Comment From: sanggon6107
take
Comment From: MayurKishorKumar
take
Comment From: MayurKishorKumar
Hi @rhshadrach 👋
I’m working on fixing [https://github.com/pandas-dev/pandas/issues/61099] and ran into a failure in test_mixed_col_index_dtype.
My fix updates Index.equals so that StringDtype and object dtypes are treated as equivalent when comparing column indexes. As a result, this test now fails because result.columns.dtype becomes "string" while expected.columns.dtype remains object.

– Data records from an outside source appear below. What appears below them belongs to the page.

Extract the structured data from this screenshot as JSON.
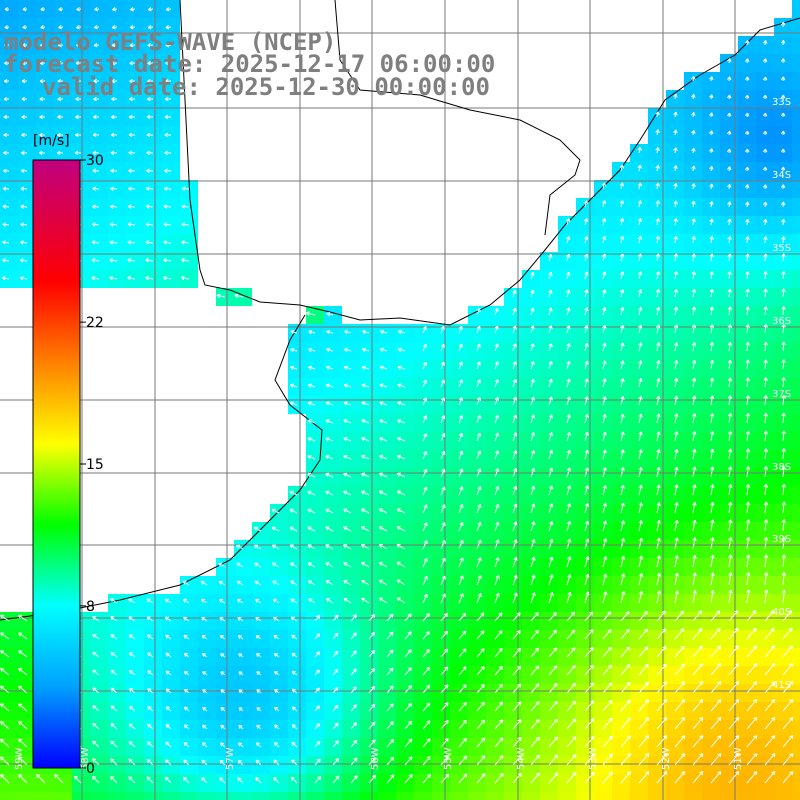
{
  "title": {
    "line1": "modelo GEFS-WAVE (NCEP)",
    "line2": "forecast date: 2025-12-17 06:00:00",
    "line3": "valid date: 2025-12-30 00:00:00"
  },
  "colorbar": {
    "unit": "[m/s]",
    "ticks": [
      "30",
      "22",
      "15",
      "8",
      "0"
    ],
    "min": 0,
    "max": 30,
    "stops": [
      "#0000ff",
      "#00a0ff",
      "#00ffff",
      "#00ff00",
      "#ffff00",
      "#ff8000",
      "#ff0000",
      "#c00080"
    ]
  },
  "map": {
    "variable": "wind speed",
    "lon_range": [
      -59,
      -51
    ],
    "lat_range": [
      -41,
      -32
    ],
    "lat_labels": [
      "33S",
      "34S",
      "35S",
      "36S",
      "37S",
      "38S",
      "39S",
      "40S",
      "41S"
    ],
    "lon_labels": [
      "59W",
      "58W",
      "57W",
      "56W",
      "55W",
      "54W",
      "53W",
      "52W",
      "51W"
    ]
  }
}
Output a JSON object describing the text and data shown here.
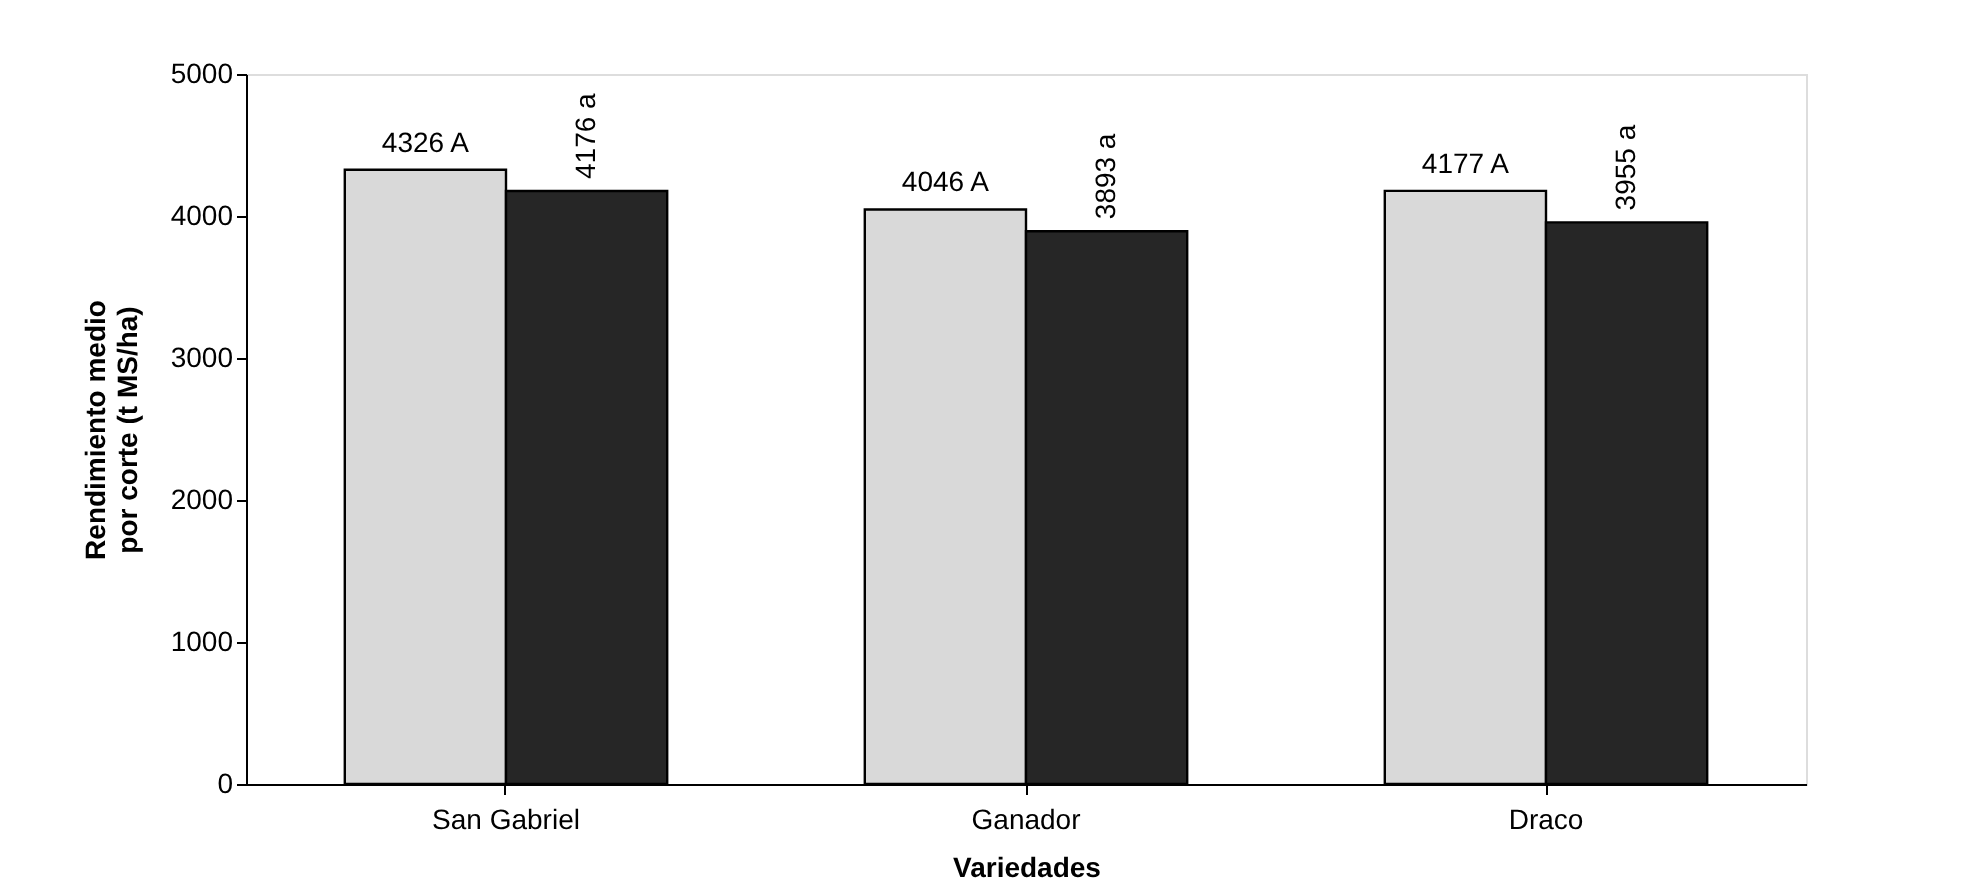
{
  "chart_data": {
    "type": "bar",
    "xlabel": "Variedades",
    "ylabel": "Rendimiento medio por corte (t MS/ha)",
    "categories": [
      "San Gabriel",
      "Ganador",
      "Draco"
    ],
    "series": [
      {
        "color": "#d9d9d9",
        "values": [
          4326,
          4046,
          4177
        ],
        "value_labels": [
          "4326 A",
          "4046 A",
          "4177 A"
        ]
      },
      {
        "color": "#262626",
        "values": [
          4176,
          3893,
          3955
        ],
        "value_labels": [
          "4176 a",
          "3893 a",
          "3955 a"
        ]
      }
    ],
    "ylim": [
      0,
      5000
    ],
    "yticks": [
      0,
      1000,
      2000,
      3000,
      4000,
      5000
    ],
    "grid": false,
    "legend": false
  }
}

There are two options I’m considering:
Update the test to explicitly cast expected.columns to "string" when using_infer_string=True, so it reflects the result. Adjust internal logic so the result stays object, but that might go against the spirit of treating string/object as equal. Would updating the test be acceptable in this case?
Thanks!
Comment From: rhshadrach
@MayurKishorKumar - in that test I'm seeing that when using_infer_string=True
, the expected is being explicitly cast to non-object.
https://github.com/pandas-dev/pandas/blob/5736b9647068d31fdf8673d3528cb64e35060bac/pandas/tests/frame/test_arithmetic.py#L2193-L2200
So I don't see how expected.columns.dtype
remains object. It might be helpful to put up your PR as a draft.
Comment From: sanggon6107
Hi @MayurKishorKumar , are you still working on this? I would like to contribute if you're not.